Scientific Computation
Code | School | Level | Credits | Semesters |
MATH2105 | Mathematical Sciences | 2 | 20 | Spring UK |
- Code
- MATH2105
- School
- Mathematical Sciences
- Level
- 2
- Credits
- 20
- Semesters
- Spring UK
Summary
This module introduces basic techniques in numerical methods and numerical analysis which can be used to generate approximate solutions to problems that may not be amenable to analytical techniques. Specific topics include:
• Nonlinear equations.
• Linear systems of equations: Direct methods
• Linear systems of equations: Iterative techniques.
• Polynomial interpolation.
• Numerical calculus.
• Numerical ODEs.
• Implementing algorithms in Python: Basic elements of finite arithmetic.
Target Students
Single Honours and Joint Honours students from the School of Mathematical Sciences, Natural Sciences students, Liberal Arts students.
Classes
- Eleven 1-hour workshops each week for 2 weeks
- Eleven 2-hour lectures each week for 2 weeks
Teaching will be through a variety of methods, with the delivery tailored to the material on a week-by-week basis.
Assessment
- 40% Coursework 1: Summative assessment based on tasks distributed through the semester.
- 60% Exam 1 (2-hour): Written examination – Spring
Assessed by end of spring semester
Educational Aims
This course aims to introduce the concept of numerical approximation to problems that cannot be solved analytically, and to develop skills in Python through implementation of numerical methods. This course provides an important foundation on which students can develop skills and understanding in computational applied mathematics.Learning Outcomes
A student who completes this course successfully will be able to:
L1 – Select and apply suitable numerical methods to a range of mathematical problems, examples of which can be found in the summary of content.

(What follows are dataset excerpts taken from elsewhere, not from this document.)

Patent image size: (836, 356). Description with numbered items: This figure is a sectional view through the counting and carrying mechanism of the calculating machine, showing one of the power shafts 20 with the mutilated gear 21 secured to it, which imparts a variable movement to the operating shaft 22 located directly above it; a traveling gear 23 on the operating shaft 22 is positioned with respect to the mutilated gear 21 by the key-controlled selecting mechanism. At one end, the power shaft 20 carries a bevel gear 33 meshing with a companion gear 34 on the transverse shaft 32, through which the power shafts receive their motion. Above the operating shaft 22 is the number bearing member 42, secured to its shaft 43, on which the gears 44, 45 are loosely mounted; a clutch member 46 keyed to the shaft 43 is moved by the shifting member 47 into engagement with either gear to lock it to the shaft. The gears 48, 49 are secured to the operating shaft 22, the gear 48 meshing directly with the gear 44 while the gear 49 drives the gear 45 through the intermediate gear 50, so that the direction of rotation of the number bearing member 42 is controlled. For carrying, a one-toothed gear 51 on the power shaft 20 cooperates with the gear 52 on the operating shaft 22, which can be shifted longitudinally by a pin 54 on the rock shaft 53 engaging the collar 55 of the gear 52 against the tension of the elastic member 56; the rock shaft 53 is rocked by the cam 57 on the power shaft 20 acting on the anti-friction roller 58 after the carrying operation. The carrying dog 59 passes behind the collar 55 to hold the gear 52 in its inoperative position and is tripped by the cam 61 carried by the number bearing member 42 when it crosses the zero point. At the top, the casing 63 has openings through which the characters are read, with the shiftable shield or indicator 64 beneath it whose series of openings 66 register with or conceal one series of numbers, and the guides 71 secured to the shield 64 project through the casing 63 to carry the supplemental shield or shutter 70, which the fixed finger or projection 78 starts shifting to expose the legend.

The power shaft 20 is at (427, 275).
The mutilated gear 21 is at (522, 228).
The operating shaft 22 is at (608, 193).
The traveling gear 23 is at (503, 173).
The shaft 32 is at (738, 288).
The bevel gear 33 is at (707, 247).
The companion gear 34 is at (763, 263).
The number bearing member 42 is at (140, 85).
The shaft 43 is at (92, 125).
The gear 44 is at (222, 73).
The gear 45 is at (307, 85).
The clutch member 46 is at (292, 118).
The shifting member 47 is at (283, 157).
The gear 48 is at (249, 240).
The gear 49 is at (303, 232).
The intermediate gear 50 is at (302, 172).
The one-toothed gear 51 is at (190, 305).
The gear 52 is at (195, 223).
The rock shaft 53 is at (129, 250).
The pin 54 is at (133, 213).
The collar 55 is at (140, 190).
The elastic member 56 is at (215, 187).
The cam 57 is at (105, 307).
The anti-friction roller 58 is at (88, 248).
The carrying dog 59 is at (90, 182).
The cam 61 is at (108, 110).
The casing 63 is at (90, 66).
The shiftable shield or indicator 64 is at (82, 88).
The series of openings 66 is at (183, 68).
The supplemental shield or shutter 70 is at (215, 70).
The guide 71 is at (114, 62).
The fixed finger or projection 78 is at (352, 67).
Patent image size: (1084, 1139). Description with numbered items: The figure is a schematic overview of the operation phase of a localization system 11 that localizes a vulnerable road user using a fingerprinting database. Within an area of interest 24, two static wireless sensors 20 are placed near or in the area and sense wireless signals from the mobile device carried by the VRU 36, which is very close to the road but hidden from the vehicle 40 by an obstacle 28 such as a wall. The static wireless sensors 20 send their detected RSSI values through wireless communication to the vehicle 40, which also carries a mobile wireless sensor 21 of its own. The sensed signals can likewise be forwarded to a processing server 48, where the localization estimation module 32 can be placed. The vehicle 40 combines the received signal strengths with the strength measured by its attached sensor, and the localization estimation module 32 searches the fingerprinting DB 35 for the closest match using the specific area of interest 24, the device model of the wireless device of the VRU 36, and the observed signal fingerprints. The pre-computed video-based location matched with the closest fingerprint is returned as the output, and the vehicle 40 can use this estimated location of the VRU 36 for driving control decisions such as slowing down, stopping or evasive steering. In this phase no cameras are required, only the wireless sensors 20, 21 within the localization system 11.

L2 – Construct rigorous mathematical proofs to analyse the convergence and computational complexity of a given numerical method.
L3 – Develop and justify a mathematical framework using numerical methods to solve given routine and novel problems with a high level of accuracy.
L4 – Make effective use of Python to implement numerical methods to solve a range of problems, from simple idealised scenarios to real-world applications.